Kissidougou dialects preserve a distinction between //r// and //l// phonemes that have been merged as allophones in dialects south of Guéckédou. For instance, la huŋ means exactly the same as ra huŋ. Also, "thank you" is realized as barika around Kissidougou and balika south of Guéckédou. /[r]/ is considered an allophone of //l// in Kissidougou.

//w// can also have an allophone of /[v]/ when preceding front vowel sounds.

The voiced labial-velar stop occurs only in onomatopoeic phrases, and medial gb can be regarded as an allophone of its voiceless counterpart.

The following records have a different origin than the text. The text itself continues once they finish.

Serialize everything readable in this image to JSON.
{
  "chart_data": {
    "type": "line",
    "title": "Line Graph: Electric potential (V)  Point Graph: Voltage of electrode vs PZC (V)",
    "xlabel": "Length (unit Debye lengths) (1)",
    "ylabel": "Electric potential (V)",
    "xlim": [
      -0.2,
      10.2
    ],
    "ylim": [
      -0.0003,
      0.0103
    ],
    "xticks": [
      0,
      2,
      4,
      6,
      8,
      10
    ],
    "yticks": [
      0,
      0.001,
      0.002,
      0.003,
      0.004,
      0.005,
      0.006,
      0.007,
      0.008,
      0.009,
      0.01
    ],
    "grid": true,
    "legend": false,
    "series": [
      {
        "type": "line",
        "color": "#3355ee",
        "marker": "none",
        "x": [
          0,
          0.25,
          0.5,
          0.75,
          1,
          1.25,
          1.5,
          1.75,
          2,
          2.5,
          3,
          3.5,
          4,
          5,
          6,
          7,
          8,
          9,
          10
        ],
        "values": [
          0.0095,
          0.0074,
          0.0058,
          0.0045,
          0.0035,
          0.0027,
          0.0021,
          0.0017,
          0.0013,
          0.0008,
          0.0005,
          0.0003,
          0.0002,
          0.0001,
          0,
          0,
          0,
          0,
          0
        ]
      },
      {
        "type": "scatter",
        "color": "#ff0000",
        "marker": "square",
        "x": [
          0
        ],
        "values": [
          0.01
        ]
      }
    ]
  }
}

- gbaala 'outdoor kitchen'
- Gbaŋgbaŋ (a river in Kissidougou)
- gbɛŋgbɔ 'stool'
- maagbana 'city taxi'

=== Tone ===
Kissi has four tones: two register and two contour. The two register tones are level and high, and the two contour tones are a rising mid tone and a falling high tone. Kissi also has an extra-high tone, but occurs only sparingly, functioning in only a few grammatical contexts.

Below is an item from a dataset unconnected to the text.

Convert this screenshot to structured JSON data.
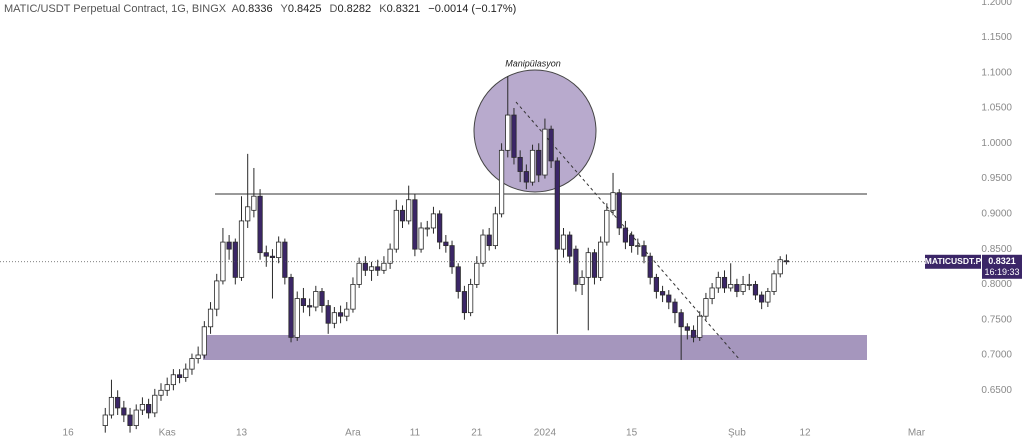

==Grammar (northern Kissi)==
===Pronouns===

| Kissi pronoun | Pronunciation | English pronoun | Kissi example | English translation |
|---|---|---|---|---|
| y | /i/ | I | y tyo kɔlaŋ loŋ. | I'm going there. |
| a | /a/ | you | a tyo kɔlaŋ loŋ. | You're going there. |
| o | /o/ | he/she | o tyo kɔlaŋ loŋ. | He's going there. |
| n | /n/ | we | n tyo kɔlaŋ loŋ. | We're going there. |
| la | /la/ | you (plural) | la tyo kɔlaŋ loŋ. | You're going there. |
| aa | /aː/ | they | aa tyo kɔlaŋ loŋ. | They're going there. |

As can already be seen from these examples, verbs are not conjugated like English verbs, but they are inflected by tone.

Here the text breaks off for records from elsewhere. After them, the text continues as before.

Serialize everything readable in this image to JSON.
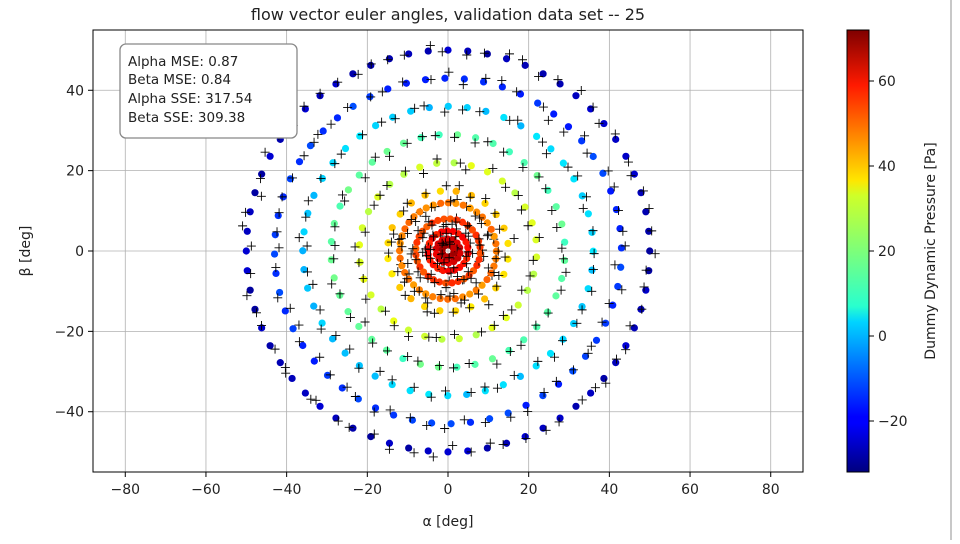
{
  "chart_data": {
    "type": "scatter",
    "title": "flow vector euler angles, validation data set -- 25",
    "xlabel": "α [deg]",
    "ylabel": "β [deg]",
    "xlim": [
      -88,
      88
    ],
    "ylim": [
      -55,
      55
    ],
    "xticks": [
      -80,
      -60,
      -40,
      -20,
      0,
      20,
      40,
      60,
      80
    ],
    "xtick_labels": [
      "−80",
      "−60",
      "−40",
      "−20",
      "0",
      "20",
      "40",
      "60",
      "80"
    ],
    "yticks": [
      -40,
      -20,
      0,
      20,
      40
    ],
    "ytick_labels": [
      "−40",
      "−20",
      "0",
      "20",
      "40"
    ],
    "grid": true,
    "annotation_box": {
      "lines": [
        "Alpha MSE: 0.87",
        "Beta MSE: 0.84",
        "Alpha SSE: 317.54",
        "Beta SSE: 309.38"
      ],
      "placement": "top-left"
    },
    "colorbar": {
      "label": "Dummy Dynamic Pressure [Pa]",
      "colormap": "jet",
      "range": [
        -32,
        72
      ],
      "ticks": [
        -20,
        0,
        20,
        40,
        60
      ],
      "tick_labels": [
        "−20",
        "0",
        "20",
        "40",
        "60"
      ]
    },
    "rings": [
      {
        "radius": 50,
        "count": 64,
        "value": -26
      },
      {
        "radius": 43,
        "count": 56,
        "value": -14
      },
      {
        "radius": 36,
        "count": 48,
        "value": 2
      },
      {
        "radius": 29,
        "count": 40,
        "value": 16
      },
      {
        "radius": 22,
        "count": 32,
        "value": 28
      },
      {
        "radius": 15,
        "count": 24,
        "value": 38
      },
      {
        "radius": 12,
        "count": 40,
        "value": 46
      },
      {
        "radius": 8,
        "count": 32,
        "value": 52
      },
      {
        "radius": 5,
        "count": 22,
        "value": 58
      },
      {
        "radius": 3,
        "count": 14,
        "value": 63
      },
      {
        "radius": 1.5,
        "count": 8,
        "value": 67
      }
    ],
    "legend_markers": {
      "truth": "colored-circle",
      "prediction": "black-plus"
    }
  }
}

| Kissi pronoun | Pronunciation | English pronoun | Kissi example | English translation |
|---|---|---|---|---|
| ya | /ja/ | me | o tyo ya lɔ. yɔŋgu ya ho. / k'ya ho. | He's going to beat me. Give me that. |
| nɔm | /nɔm/ | you | y tyo nɔm lɔ. | I'm going to beat you. |
| ndu | /ndu/ | him/her | y tyo ndu lɔ. o tyo ndu pilɛ lɔ. | I'm going to beat him / her. He's going to beat himself. |
| na | /na/ | us | o tyo na lɔ. | He's going to beat us. |
| nia | /nia/ | you (plural) | o tyo nia lɔ. | He's going to beat you. |
| ndaa | /ndaː/ | them | o tyo ndaa lɔ. | He's going to beat them. |

===Articles===
Definite and indefinite articles do not exist in Kissi, so muɛi means "the knife" as well as "a knife".
If an object has to be defined (because there are more than one, for example), "this" is used:

example: muɛi coŋ - this knife

If that is not exact enough, an object is described using adjectives.

yɔŋgu ya muɛi. / k'ya muɛi. - Give me a/the knife.

yɔŋgu ya muɛi bɛndɛi. / k'ya muɛi bɛndɛi. - Give me the big knife.